My Love Affair with Pasta

My mother was Italian.  Her family came here in 1920 from a small town north of Venice, Italy, called Cordenons.  (No, I did not make an error and mean Pordenone.)  She was a good cook and baker.  Everyone in her family was, some being professional caterers and bakers. 

Being Italian, we ate a lot of pasta and risotto.  I mean a LOT of pasta, at least once a week.  My mother would spend all day making her own sauce.  We even made own pasta, ravioli, and noodles along with both Polish and Italian sausage when the holidays came. 

My mother's tomato sauce was thin in consistency and slightly acidic, meant to complement, not overwhelm, the spaghetti.  Not my favorite.  Our neighbors were from Sicily and made a very sweet sauce they called 'sugu'.  And yes, it tasted like sugared tomatoes.  Less liked by me than my mother's was.

One night I was at my cousin's house and she made spaghetti for dinner.  I was really impressed with her sauce.  I asked her how she did it and she whipped out an empty jar of Prego.  No slaving all day over the stove for her!  (Her mother, my mother's older sister, was a fabulous cook.)

Once I left home I swore to never eat pasta again.  And I did not for well over a year.  But pasta can be quick and easy to fix, so why not.  Over the years I grew to enjoy more varieties of sauces and noodles and it was like I could not get enough. 

Last summer I inadvertantly bought a tomato plant that produced yellow plum tomatoes.  It was obviously mismarked at the grower's.  So, I had these rather mealy tomatoes and had no idea what to use them for.  I ended up making a sausage tomato sauce that is one of the best I've ever tasted.  My first ever attempt at tomato sauce.  I was on a roll.

Last fall I took a class in pasta making.  This was fun.  How come it always seemed like so much work when I was growing up?  Oh right.  We were making pasta for 30 people in a small kitchen and I was just a kid then.  Gee, I could do this at home now.  Of course, I do not have the equipment.  When my sister asked if I wanted any of my mother's stuff, I had said 'no'.

Williams-Sonoma to the rescue.  With pasta machine in hand, my son and I made pasta and butternut squash raviolis.  Quick.  Easy.  And the raviolis only needed a butter, brown sugar and sage sauce to be delicious.

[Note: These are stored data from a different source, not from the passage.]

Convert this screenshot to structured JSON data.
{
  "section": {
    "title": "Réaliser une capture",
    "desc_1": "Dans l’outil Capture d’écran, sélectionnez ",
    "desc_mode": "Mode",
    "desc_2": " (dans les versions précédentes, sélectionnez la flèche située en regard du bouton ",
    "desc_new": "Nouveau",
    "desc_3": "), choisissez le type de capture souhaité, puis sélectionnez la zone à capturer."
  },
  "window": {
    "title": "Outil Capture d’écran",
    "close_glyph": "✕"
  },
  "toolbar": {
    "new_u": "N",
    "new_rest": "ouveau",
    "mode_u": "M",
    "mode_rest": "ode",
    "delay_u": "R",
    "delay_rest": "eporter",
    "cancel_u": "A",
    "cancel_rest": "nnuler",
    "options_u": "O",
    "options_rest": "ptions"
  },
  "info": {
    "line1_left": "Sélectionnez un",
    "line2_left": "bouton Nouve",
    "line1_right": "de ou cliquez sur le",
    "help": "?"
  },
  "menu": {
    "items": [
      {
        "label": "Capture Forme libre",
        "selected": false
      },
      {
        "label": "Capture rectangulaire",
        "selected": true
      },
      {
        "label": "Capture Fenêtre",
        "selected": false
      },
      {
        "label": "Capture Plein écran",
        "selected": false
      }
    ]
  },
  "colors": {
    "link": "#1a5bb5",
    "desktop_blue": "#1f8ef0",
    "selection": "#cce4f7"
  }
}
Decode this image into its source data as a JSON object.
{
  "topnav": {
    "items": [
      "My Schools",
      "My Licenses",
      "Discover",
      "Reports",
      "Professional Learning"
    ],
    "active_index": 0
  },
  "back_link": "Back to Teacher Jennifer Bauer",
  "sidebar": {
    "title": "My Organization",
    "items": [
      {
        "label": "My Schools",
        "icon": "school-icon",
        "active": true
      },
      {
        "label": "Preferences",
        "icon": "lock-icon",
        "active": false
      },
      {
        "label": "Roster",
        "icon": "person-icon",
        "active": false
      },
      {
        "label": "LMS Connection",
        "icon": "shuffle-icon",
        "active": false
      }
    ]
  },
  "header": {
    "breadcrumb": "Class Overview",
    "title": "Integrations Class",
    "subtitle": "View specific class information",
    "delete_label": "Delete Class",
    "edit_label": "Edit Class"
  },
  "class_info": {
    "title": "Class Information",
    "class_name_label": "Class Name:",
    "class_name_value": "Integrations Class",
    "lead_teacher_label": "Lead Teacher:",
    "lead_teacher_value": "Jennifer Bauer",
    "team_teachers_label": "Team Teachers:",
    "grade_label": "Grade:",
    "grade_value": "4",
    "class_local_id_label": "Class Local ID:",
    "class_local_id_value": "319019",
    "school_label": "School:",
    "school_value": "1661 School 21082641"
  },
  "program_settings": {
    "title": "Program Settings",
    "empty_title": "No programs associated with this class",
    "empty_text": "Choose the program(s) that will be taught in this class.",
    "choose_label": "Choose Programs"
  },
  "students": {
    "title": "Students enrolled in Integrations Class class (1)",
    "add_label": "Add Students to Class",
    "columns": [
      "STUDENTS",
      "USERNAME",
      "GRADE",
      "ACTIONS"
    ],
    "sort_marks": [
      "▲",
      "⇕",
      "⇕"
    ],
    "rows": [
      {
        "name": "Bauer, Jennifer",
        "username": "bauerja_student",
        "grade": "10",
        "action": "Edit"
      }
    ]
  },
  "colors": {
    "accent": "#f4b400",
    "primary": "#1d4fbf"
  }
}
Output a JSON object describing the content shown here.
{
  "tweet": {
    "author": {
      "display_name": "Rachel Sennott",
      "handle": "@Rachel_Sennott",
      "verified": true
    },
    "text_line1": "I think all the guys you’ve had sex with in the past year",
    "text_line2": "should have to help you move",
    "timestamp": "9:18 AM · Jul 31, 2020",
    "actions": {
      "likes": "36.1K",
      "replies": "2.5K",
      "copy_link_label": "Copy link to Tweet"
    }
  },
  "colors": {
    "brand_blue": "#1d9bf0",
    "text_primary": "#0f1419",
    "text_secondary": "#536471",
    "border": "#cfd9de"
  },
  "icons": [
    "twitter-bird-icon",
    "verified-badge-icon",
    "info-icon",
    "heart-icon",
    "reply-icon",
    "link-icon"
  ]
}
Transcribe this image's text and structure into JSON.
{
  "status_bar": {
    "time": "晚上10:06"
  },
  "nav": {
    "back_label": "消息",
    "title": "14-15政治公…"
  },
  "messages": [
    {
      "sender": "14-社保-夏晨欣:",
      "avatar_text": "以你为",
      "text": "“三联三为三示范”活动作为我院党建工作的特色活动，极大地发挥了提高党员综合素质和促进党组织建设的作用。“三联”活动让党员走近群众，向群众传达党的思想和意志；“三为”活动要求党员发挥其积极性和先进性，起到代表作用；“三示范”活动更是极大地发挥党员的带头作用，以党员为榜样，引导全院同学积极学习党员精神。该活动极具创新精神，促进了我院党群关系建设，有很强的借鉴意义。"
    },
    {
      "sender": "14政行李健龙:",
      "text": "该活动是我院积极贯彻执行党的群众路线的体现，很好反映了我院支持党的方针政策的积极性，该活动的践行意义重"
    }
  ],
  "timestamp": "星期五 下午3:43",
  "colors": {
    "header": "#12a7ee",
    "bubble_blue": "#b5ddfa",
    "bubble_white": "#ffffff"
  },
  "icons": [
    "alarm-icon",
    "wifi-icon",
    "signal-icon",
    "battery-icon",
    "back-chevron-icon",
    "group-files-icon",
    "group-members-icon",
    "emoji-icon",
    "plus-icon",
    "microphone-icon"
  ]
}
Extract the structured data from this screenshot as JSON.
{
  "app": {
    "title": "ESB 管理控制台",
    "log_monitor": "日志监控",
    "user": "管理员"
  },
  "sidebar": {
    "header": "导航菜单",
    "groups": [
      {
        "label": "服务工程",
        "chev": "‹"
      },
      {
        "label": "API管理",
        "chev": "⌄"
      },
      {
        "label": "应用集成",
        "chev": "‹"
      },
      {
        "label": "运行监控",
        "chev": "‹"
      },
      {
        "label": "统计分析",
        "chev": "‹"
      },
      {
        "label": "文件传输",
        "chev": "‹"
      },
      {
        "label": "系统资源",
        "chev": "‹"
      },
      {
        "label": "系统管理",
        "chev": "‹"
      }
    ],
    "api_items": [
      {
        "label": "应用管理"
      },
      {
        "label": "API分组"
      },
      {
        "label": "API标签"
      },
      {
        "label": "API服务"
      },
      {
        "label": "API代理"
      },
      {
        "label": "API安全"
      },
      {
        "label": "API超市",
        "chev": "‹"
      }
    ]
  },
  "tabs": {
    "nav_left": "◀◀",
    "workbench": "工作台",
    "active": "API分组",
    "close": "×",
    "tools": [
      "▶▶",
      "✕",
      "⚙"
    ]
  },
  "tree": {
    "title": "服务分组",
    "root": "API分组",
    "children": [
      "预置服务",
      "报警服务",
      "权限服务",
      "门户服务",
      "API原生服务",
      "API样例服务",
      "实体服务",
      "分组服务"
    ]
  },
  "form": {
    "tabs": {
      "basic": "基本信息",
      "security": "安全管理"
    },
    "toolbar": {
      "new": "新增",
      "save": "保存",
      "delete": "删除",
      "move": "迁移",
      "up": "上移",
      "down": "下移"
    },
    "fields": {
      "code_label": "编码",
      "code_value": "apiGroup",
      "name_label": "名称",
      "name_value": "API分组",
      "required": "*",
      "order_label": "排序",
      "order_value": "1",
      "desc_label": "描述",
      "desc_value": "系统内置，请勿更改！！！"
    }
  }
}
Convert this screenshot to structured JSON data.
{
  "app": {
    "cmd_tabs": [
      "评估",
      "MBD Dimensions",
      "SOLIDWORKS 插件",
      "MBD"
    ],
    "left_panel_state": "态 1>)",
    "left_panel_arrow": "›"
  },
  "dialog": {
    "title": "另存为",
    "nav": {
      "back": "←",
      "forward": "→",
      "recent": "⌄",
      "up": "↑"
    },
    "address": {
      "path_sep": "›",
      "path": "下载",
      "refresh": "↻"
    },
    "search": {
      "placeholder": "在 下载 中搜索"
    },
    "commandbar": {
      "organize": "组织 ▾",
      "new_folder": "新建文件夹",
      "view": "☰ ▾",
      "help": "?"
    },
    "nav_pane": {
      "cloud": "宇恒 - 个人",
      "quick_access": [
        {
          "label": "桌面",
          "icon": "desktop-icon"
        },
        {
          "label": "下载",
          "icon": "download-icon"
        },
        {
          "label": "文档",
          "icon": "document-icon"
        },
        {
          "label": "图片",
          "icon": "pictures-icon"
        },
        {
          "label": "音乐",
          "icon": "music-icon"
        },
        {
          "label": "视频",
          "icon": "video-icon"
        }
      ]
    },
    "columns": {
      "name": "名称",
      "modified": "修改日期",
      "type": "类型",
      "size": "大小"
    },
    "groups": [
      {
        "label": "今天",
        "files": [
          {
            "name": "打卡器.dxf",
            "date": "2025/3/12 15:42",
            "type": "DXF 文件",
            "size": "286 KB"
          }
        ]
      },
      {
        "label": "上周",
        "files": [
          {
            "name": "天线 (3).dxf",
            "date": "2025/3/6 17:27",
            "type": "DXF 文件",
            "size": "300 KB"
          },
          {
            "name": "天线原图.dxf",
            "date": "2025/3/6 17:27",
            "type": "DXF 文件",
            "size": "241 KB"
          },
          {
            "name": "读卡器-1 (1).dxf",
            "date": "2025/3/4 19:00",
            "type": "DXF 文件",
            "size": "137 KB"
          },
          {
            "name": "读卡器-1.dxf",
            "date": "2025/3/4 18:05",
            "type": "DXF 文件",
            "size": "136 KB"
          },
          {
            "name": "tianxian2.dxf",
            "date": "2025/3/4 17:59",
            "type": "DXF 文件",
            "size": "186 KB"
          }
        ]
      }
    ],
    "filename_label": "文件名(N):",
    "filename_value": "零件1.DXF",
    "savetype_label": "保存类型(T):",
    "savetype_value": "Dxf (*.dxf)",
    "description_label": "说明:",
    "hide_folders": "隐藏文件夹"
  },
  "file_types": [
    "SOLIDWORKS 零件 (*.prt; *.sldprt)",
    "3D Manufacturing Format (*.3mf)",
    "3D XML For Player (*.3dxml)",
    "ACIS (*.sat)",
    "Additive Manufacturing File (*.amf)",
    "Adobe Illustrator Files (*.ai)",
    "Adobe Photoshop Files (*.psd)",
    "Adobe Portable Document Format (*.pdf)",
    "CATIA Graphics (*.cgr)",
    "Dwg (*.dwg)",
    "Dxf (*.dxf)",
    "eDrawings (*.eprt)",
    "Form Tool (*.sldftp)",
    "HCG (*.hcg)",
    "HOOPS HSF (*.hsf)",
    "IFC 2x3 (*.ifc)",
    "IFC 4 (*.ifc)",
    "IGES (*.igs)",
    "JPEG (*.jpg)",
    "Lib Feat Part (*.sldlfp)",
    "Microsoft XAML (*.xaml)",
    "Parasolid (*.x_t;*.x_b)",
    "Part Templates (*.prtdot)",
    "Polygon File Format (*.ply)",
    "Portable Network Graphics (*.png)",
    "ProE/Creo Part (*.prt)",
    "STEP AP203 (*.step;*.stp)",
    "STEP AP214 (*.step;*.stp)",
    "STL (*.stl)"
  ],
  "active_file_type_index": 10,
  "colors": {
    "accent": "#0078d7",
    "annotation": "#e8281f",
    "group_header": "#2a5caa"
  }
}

I think I could eat pasta and bread for every meal.  I have cookbooks devoted to each subject.  Several in fact.  Amazing that with so few simple ingredients, one can create something so wonderful.  Lunch today is penne with sun-dried tomatoes, spinach, sweet potato and pine nuts with a sprinkling of parmesan.  Sauce is simply olive oil, garlic, red pepper.  Mmmmmm.